For most individuals, much of the content being consumed these days comes directly from online streaming services and online streaming platforms, the days of cable and satellite TV are becoming a thing of a past in favour of all of the convenience and variety that digital options bring. The same is true for similar markets like gaming, these are being played at an increasing rate with the growth of things like online casinos and betting sites amongst an older audience, and the widespread success of esports amongst the younger audience. One thing that many services have in common now however is the growing subscription costs across different online packages, will this continue to be a future for online services, or will this look to change?
For most services, the cost has only been increasing over time which would suggest that subscription services aren’t going anywhere, and with the amount of content that is being put out on the market with some having hundreds of new shows and movies each year, the value is still there.
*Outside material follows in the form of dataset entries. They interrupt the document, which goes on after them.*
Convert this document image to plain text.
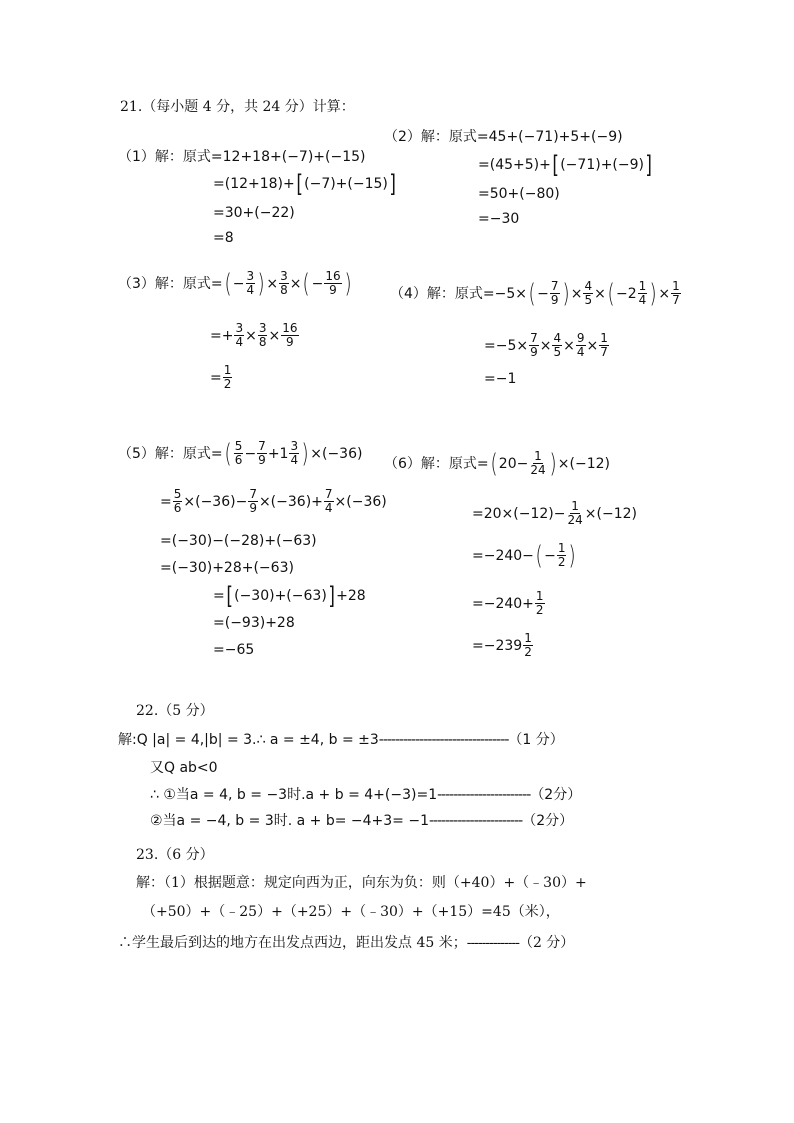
21.（每小题 4 分，共 24 分）计算：
（1）解：原式=12+18+(−7)+(−15)
=(12+18)+[(−7)+(−15)]
=30+(−22)
=8
（2）解：原式=45+(−71)+5+(−9)
=(45+5)+[(−71)+(−9)]
=50+(−80)
=−30
（3）解：原式= ( − $\frac{3}{4}$ ) × $\frac{3}{8}$ × ( − $\frac{16}{9}$ )
=+ $\frac{3}{4} \times \frac{3}{8} \times \frac{16}{9}$
= $\frac{1}{2}$
（4）解：原式=−5× ( − $\frac{7}{9}$ ) × $\frac{4}{5}$ × ( $-2 \frac{1}{4}$ ) × $\frac{1}{7}$
$=-5\times \frac{7}{9} \times \frac{4}{5} \times \frac{9}{4} \times \frac{1}{7}$
=−1
（5）解：原式= ( $\frac{5}{6} - \frac{7}{9} +1 \frac{3}{4}$ ) ×(−36)
= $\frac{5}{6} \times(-36)- \frac{7}{9} \times(-36)+ \frac{7}{4} \times(-36)$
=(−30)−(−28)+(−63)
=(−30)+28+(−63)
=[(−30)+(−63)]+28
=(−93)+28
=−65
（6）解：原式= ( $20- \frac{1}{24}$ ) ×(−12)
$=20\times(-12)- \frac{1}{24} \times(-12)$
=−240− ( − $\frac{1}{2}$ )
$=-240+ \frac{1}{2}$
$=-239 \frac{1}{2}$
22.（5 分）
解:Q |a| = 4,|b| = 3.∴ a = ±4, b = ±3--------------------------------（1 分）
又Q ab<0
∴ ①当a = 4, b = −3时.a + b = 4+(−3)=1-----------------------（2分）
②当a = −4, b = 3时. a + b= −4+3= −1-----------------------（2分）
23.（6 分）
解：（1）根据题意：规定向西为正，向东为负：则（+40）+（﹣30）+
（+50）+（﹣25）+（+25）+（﹣30）+（+15）=45（米），
∴学生最后到达的地方在出发点西边，距出发点 45 米；--------------（2 分）
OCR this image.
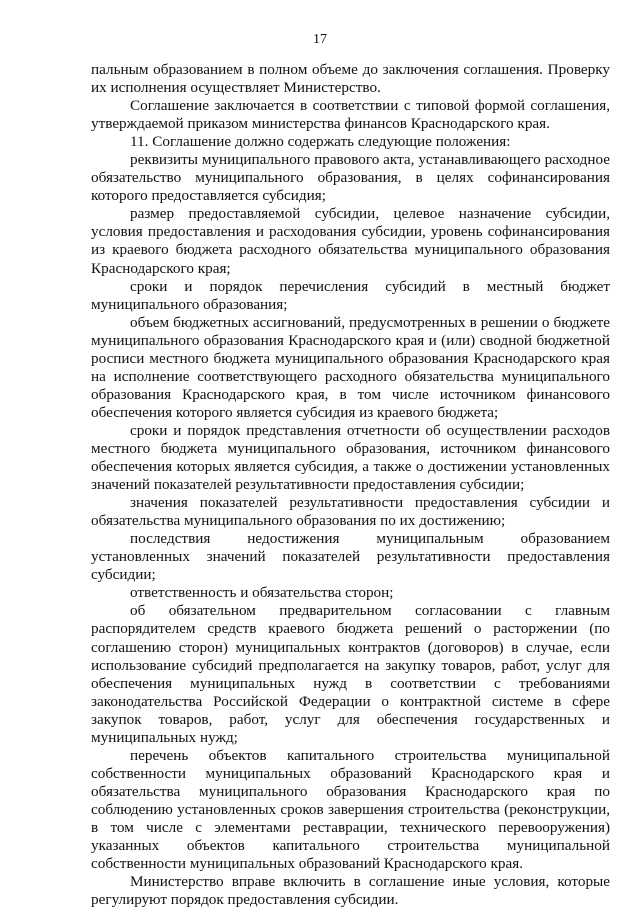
17

пальным образованием в полном объеме до заключения соглашения. Проверку их исполнения осуществляет Министерство.

Соглашение заключается в соответствии с типовой формой соглашения, утверждаемой приказом министерства финансов Краснодарского края.

11. Соглашение должно содержать следующие положения:

реквизиты муниципального правового акта, устанавливающего расходное обязательство муниципального образования, в целях софинансирования которого предоставляется субсидия;

размер предоставляемой субсидии, целевое назначение субсидии, условия предоставления и расходования субсидии, уровень софинансирования из краевого бюджета расходного обязательства муниципального образования Краснодарского края;

сроки и порядок перечисления субсидий в местный бюджет муниципального образования;

объем бюджетных ассигнований, предусмотренных в решении о бюджете муниципального образования Краснодарского края и (или) сводной бюджетной росписи местного бюджета муниципального образования Краснодарского края на исполнение соответствующего расходного обязательства муниципального образования Краснодарского края, в том числе источником финансового обеспечения которого является субсидия из краевого бюджета;

сроки и порядок представления отчетности об осуществлении расходов местного бюджета муниципального образования, источником финансового обеспечения которых является субсидия, а также о достижении установленных значений показателей результативности предоставления субсидии;

значения показателей результативности предоставления субсидии и обязательства муниципального образования по их достижению;

последствия недостижения муниципальным образованием установленных значений показателей результативности предоставления субсидии;

ответственность и обязательства сторон;

об обязательном предварительном согласовании с главным распорядителем средств краевого бюджета решений о расторжении (по соглашению сторон) муниципальных контрактов (договоров) в случае, если использование субсидий предполагается на закупку товаров, работ, услуг для обеспечения муниципальных нужд в соответствии с требованиями законодательства Российской Федерации о контрактной системе в сфере закупок товаров, работ, услуг для обеспечения государственных и муниципальных нужд;

перечень объектов капитального строительства муниципальной собственности муниципальных образований Краснодарского края и обязательства муниципального образования Краснодарского края по соблюдению установленных сроков завершения строительства (реконструкции, в том числе с элементами реставрации, технического перевооружения) указанных объектов капитального строительства муниципальной собственности муниципальных образований Краснодарского края.

Министерство вправе включить в соглашение иные условия, которые регулируют порядок предоставления субсидии.
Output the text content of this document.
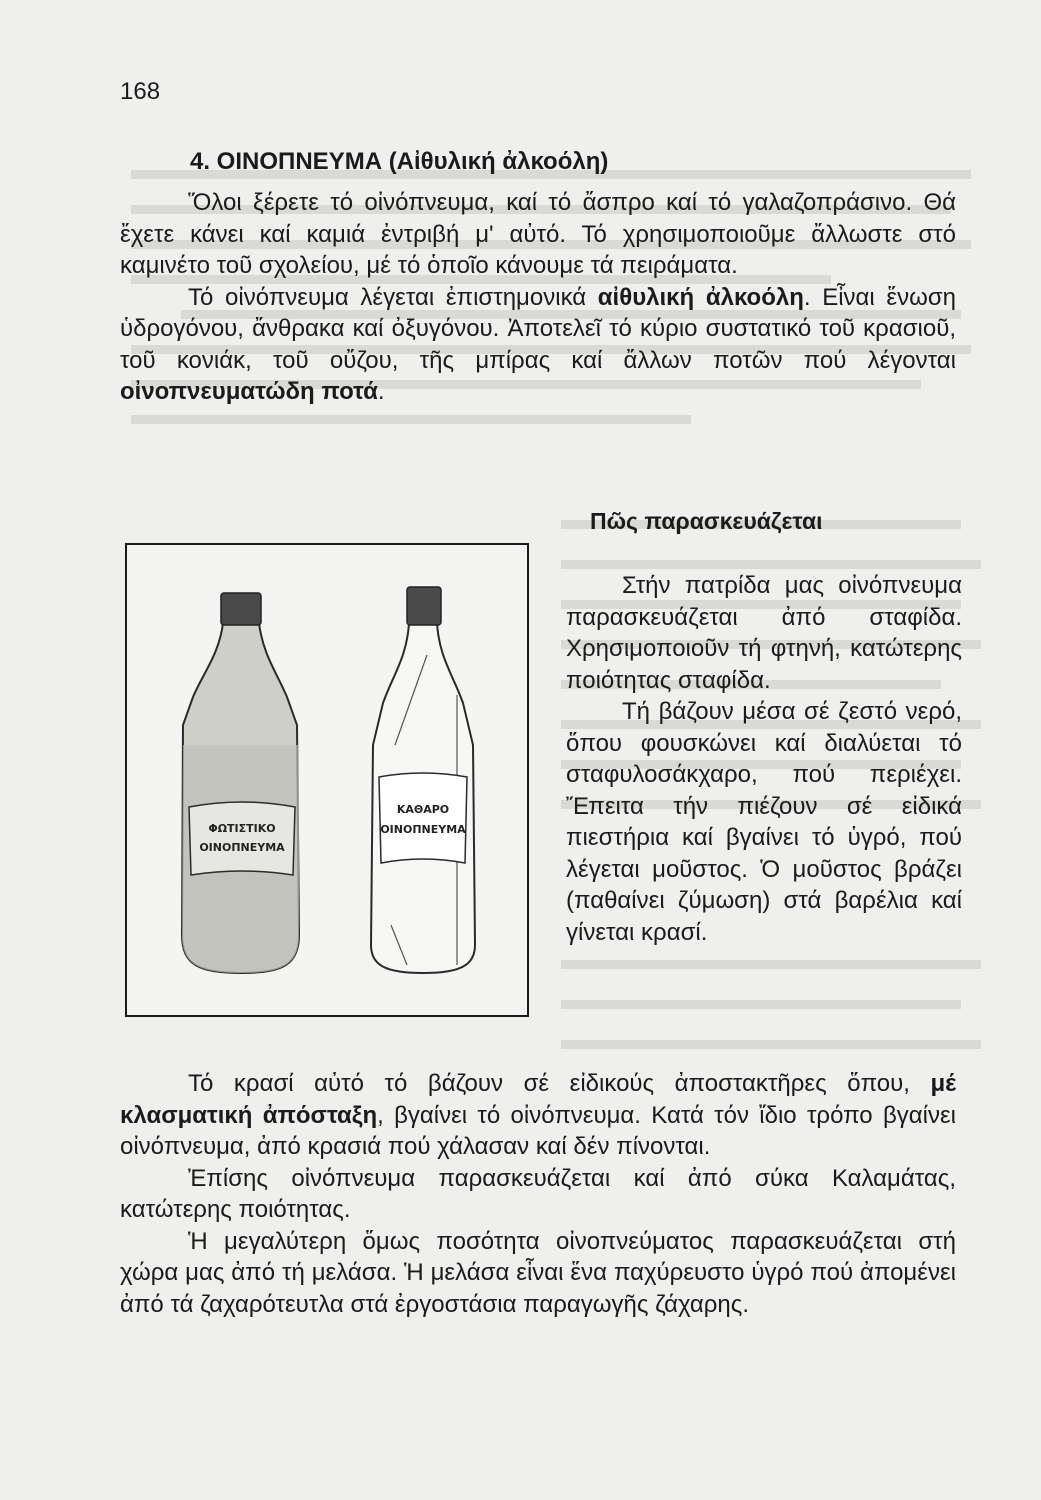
168
4. ΟΙΝΟΠΝΕΥΜΑ (Αἰθυλική ἀλκοόλη)

Ὅλοι ξέρετε τό οἰνόπνευμα, καί τό ἄσπρο καί τό γαλαζοπράσινο. Θά ἔχετε κάνει καί καμιά ἐντριβή μ' αὐτό. Τό χρησιμοποιοῦμε ἄλλωστε στό καμινέτο τοῦ σχολείου, μέ τό ὁποῖο κάνουμε τά πειράματα.

Τό οἰνόπνευμα λέγεται ἐπιστημονικά αἰθυλική ἀλκοόλη. Εἶναι ἕνωση ὑδρογόνου, ἄνθρακα καί ὀξυγόνου. Ἀποτελεῖ τό κύριο συστατικό τοῦ κρασιοῦ, τοῦ κονιάκ, τοῦ οὔζου, τῆς μπίρας καί ἄλλων ποτῶν πού λέγονται οἰνοπνευματώδη ποτά.

Πῶς παρασκευάζεται
ΦΩΤΙΣΤΙΚΟ
ΟΙΝΟΠΝΕΥΜΑ
ΚΑΘΑΡΟ
ΟΙΝΟΠΝΕΥΜΑ

Στήν πατρίδα μας οἰνόπνευμα παρασκευάζεται ἀπό σταφίδα. Χρησιμοποιοῦν τή φτηνή, κατώτερης ποιότητας σταφίδα.

Τή βάζουν μέσα σέ ζεστό νερό, ὅπου φουσκώνει καί διαλύεται τό σταφυλοσάκχαρο, πού περιέχει. Ἔπειτα τήν πιέζουν σέ εἰδικά πιεστήρια καί βγαίνει τό ὑγρό, πού λέγεται μοῦστος. Ὁ μοῦστος βράζει (παθαίνει ζύμωση) στά βαρέλια καί γίνεται κρασί.

Τό κρασί αὐτό τό βάζουν σέ εἰδικούς ἀποστακτῆρες ὅπου, μέ κλασματική ἀπόσταξη, βγαίνει τό οἰνόπνευμα. Κατά τόν ἴδιο τρόπο βγαίνει οἰνόπνευμα, ἀπό κρασιά πού χάλασαν καί δέν πίνονται.

Ἐπίσης οἰνόπνευμα παρασκευάζεται καί ἀπό σύκα Καλαμάτας, κατώτερης ποιότητας.

Ἡ μεγαλύτερη ὅμως ποσότητα οἰνοπνεύματος παρασκευάζεται στή χώρα μας ἀπό τή μελάσα. Ἡ μελάσα εἶναι ἕνα παχύρευστο ὑγρό πού ἀπομένει ἀπό τά ζαχαρότευτλα στά ἐργοστάσια παραγωγῆς ζάχαρης.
The cost may only be worth it to swallow for most users if that constant stream of content does come in, and services that have found this well drying up have suffered over time as there isn’t enough diversity to bring frustrated users back.
On the other hand, paid exclusives are starting to muddy the waters – platforms like Disney+ have utilised this to give viewers exclusive access to the latest movie releases with a large fee similar to the cost of a theatre ticket – providing access to the content a month or two ahead of time has worked out well, but there has been a lot of backlash in the meantime that this isn’t included in the existing subscription fee and leads to fears that in the future it won’t just be a monthly fee that’s needed, but the additional cost of paying for bolt-on and additional extras just to view content that may have otherwise been included in the past.
As a growing number of streaming services emerge and each with their own catalogue of releases too, it’ll become harder for some users to justify the cost and this is already being seen with those cancelling certain subscription-based accesses in favour of others – with studios unlikely to pool together and all looking for their own slice of the pie, this could create too wide a net, with not enough interest to keep many going.
With that in mind, subscription-based platforms are certainly the future for online entertainment and something that will look to stick around for the longer time, but just how successful newer options can be and those unable to keep up with the growing demand can be is yet to be seen.